Drug cravings are persistent curses that come with addiction. These cravings are what take over the addict’s mind and body, preventing them from being able to focus on anything else. If these yearnings weren’t a part of the addiction cycle, more people would be able to conquer their dependency. Unfortunately, this isn’t the case, which is why it’s important that cravings are addressed and recovering addicts know how to deal with them.
It can be difficult for the average person to understand the nature of drug cravings. These desires aren’t like any type of want; they gnaw at you and interfere with your ability to live a normal lifestyle unless you satisfy them. Once the craving is satisfied, the addict feels completely fulfilled, that is until the next craving comes along. This dangerous cycle is what contributes to ongoing, long-term drug abuse.
The best comparison is that of hunger. If you have ever been really, really hungry, all you can do is think about the hunger. You can’t focus on anything else as the feelings of hunger continue to grow. This hunger takes over your body, leaving you feeling tired, irritable and weak. Your head hurts; your stomach growls.
If you continue with this, you’ll eventually start thinking about nothing else but food – how it tastes, what it looks like, how it smells. People who have been stranded for days say that they go through in their mind what it would be like to actually eat the food, bite by bite. Once you are able to satisfy your hunger, the feelings go away, and you feel completely satisfied.

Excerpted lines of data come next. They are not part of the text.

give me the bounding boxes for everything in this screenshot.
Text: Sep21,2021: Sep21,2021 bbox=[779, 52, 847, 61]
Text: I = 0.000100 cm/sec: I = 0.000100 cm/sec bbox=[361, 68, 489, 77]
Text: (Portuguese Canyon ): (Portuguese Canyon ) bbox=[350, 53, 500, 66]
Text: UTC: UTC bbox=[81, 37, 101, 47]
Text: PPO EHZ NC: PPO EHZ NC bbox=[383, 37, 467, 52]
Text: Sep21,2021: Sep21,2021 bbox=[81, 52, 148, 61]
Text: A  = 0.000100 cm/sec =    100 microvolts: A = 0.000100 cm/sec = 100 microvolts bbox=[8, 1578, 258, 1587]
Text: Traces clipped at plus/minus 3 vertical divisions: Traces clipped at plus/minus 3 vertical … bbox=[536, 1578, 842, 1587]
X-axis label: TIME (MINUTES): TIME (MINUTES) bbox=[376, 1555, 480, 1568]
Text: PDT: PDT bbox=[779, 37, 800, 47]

Drug cravings mimic this feeling of desperation, but they are even more intense. In order to fulfill this desire, addicts will go through great lengths to get the drug of their choice, whether it be lying, stealing or relapsing. Addicts feel justified in doing this because it’s the only way they can function. The problem is that just a few short hours or days away, the addict will suffer from the same cravings and need to use again.
Managing drug or alcohol cravings is a large part of what recovery is all about. During addiction treatment, patients are taught the various tools that can help during an intense craving, such as meditation, journaling, exercising or speaking to a counselor. These coping skills can be difficult to put into action at first, but over time, recovering addicts learn how to avoid cravings and manage them if they do creep up.

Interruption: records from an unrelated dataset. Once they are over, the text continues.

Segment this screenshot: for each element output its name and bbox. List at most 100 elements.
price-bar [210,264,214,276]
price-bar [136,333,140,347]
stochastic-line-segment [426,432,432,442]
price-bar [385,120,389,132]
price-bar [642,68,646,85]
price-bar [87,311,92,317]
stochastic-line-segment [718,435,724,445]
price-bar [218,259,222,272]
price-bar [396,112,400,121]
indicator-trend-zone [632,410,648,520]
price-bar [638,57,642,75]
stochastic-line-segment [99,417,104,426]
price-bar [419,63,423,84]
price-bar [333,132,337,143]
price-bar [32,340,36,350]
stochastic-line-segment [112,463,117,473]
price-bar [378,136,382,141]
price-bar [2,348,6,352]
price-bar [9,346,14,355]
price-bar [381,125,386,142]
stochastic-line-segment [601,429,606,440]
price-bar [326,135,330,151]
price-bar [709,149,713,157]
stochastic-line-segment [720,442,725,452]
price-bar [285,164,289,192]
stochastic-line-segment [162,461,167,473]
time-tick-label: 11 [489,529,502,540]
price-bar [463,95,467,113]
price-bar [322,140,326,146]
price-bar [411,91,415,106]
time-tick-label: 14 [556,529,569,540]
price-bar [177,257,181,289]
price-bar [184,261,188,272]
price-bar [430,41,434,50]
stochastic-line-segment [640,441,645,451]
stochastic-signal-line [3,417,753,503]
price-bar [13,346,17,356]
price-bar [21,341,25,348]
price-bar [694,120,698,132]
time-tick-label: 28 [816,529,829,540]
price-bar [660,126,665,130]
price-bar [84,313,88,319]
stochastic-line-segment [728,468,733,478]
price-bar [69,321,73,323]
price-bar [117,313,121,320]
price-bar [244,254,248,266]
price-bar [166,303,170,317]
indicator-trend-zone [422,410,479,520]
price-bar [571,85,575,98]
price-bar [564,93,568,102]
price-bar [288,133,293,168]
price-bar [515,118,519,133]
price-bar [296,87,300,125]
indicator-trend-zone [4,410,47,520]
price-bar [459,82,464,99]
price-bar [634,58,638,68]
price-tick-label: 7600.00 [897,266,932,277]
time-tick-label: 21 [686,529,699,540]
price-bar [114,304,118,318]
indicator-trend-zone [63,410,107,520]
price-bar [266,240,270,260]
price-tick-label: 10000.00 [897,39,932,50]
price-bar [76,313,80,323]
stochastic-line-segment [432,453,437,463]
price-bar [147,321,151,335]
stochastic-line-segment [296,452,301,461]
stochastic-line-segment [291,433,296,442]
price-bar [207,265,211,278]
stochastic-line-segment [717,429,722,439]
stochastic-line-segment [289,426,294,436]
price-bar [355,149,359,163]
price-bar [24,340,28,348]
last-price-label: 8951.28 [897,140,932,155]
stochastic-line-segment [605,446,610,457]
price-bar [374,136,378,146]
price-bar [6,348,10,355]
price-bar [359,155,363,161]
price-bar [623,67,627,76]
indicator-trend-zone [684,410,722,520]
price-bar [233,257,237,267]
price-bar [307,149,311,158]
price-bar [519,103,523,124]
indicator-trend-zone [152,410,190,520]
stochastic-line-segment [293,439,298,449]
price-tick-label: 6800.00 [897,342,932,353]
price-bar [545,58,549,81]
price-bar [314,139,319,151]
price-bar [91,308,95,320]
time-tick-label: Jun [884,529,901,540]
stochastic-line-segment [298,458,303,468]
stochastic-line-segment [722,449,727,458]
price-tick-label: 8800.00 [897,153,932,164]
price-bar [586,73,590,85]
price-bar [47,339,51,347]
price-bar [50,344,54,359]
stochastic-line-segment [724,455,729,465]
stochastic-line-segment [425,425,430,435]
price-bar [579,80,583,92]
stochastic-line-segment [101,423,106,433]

The problem is that even the most devoted recovering addict may still have remnants of the drug left in their body. Even though much of the drug is filtered out through the urine, feces or sweat, some remain in the body and become metabolites. These metabolites can attach to the fatty tissues in the body and stay there for years. They may lay dormant for a while, but when the person has a time of distress, the metabolites can enter the bloodstream and create the desire to use drugs again. This is why some people can be sober for months or years, and all of a sudden, start craving drugs.

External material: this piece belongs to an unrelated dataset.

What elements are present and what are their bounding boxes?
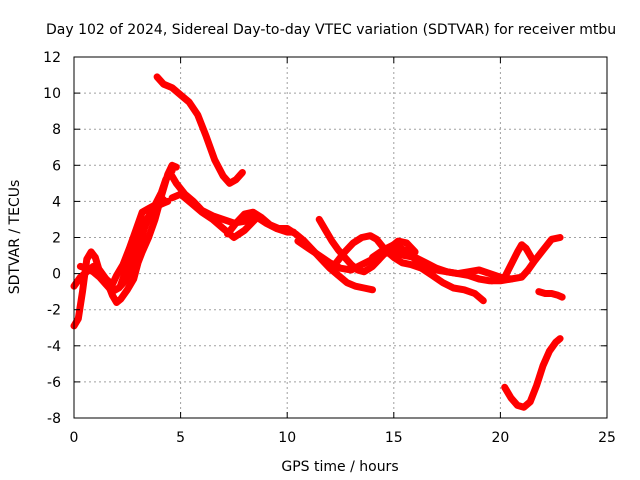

Recovery programs often teach addicts to call a professional therapist, counselor or guide to help them through these difficult times. Yet there is another approach, one that offers more hope and certainty for the future. While recovery is integral to combating addiction, detoxification proves to be a strong component in long-term recovery. Unfortunately, detoxification doesn’t always get the attention it deserves.
Many treatment facilities don’t provide detox services onsite, but they do expect that patients coming in for treatment have been detoxed. In many cases, there is a time lapse between detox and treatment, placing less importance on the significance of the detox and treatment process as a cohesive unit. When seeking treatment at The River Source, detoxification is a part of our services, allowing patients to receive both detox and treatment without any lapses.
What makes our detoxification program a cut above is that it incorporates a variety of naturopathic treatments, including dry sauna detox. What dry sauna detox does is remove the toxins and impurities from the body in a natural way. When more of these toxins are removed, they have a lesser chance of becoming metabolites and staying in the body.
Of course, the body would be depleted if everything was released from the body, which is why we believe in the combination of dry sauna detox and nutritional IV therapy. The purpose of nutritional IV therapy is to replace the body with vital nutrients that have been lost through addiction and detox.
We hope that more emphasis is placed on the importance of detoxification and its role in long-term sobriety. It’s a vital component in treatment, and by completely ridding the body of these toxins and building the body back up with essential vitamins and nutrients, recovering addicts may have a better chance of succeeding in the real-world and managing cravings.